Wählte man in Eppstein am Beginn der achtziger Jahre des 19. Jahrhunderts oft "freisinnig"
(also bürgerlich-liberal), so wandelte sich das nach Aufhebung des
Sozialistengesetzes. In Eppstein und Vockenhausen stieg der Stimmenanteil der SPD
trotz Unterdrückung der Meinungsfreiheit auf über 60 %. Die Lage im Raum Eppstein
/ Vockenhausen wurde in der Zeit von 1878 - 1890 - so lange war das Sozialistengesetz
in Kraft - von den Behörden an Hand der Bürgermeister- und Polizeiberichte
als insgesamt ruhig bezeichnet. Doch wurde immer wieder auf die geheime Agitation
der Sozialdemokraten hingewiesen. Bald sprach sich herum, wer in Niederjosbach
und in den Nachbardörfern zu sozialdemokratischen Tendenzen neigte oder sie gar
offen kundtat. In den Gemeinden Bremthal und Ehlhalten mit seiner katholischen und
besonders konservativen Bevölkerung sowie der landwirtschaftlichen Struktur waren
Sozialdemokraten selten. Bei Wahlen siegten immer die Kandidaten des Zentrums.
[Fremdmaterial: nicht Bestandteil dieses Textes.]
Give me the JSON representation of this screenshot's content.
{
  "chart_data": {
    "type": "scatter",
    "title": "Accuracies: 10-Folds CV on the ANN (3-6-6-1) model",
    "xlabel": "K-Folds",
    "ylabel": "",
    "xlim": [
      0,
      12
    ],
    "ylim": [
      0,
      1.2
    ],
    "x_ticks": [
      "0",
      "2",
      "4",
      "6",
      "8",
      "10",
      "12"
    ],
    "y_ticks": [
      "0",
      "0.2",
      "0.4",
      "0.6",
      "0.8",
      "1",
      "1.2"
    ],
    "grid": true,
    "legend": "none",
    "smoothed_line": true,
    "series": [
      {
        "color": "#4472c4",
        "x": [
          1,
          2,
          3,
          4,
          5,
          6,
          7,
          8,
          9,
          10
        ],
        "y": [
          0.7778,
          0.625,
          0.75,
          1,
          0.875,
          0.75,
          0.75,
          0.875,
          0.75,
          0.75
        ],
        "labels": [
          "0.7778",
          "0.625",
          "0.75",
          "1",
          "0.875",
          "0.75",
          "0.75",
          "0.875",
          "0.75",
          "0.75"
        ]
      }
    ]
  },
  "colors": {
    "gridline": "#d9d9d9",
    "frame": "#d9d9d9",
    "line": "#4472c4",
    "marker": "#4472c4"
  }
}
In Niederjosbach änderte sich das ab etwa 1890 entsprechend der Zahl, in der die
zunehmende Schar der Arbeitnehmer infolge des Bahnbaus und der späteren Einrichtung
des Bahnhofs Niederjosbach ihr Brot außerhalb des Dorfes verdiente.
1 Sozialistengesetz wurde am 19. Oktober 1878 im Reichstag des Deutschen Kaiserreichs verabschiedet, trat drei
Tage später in Kraft und galt bis zum 30. September 1890.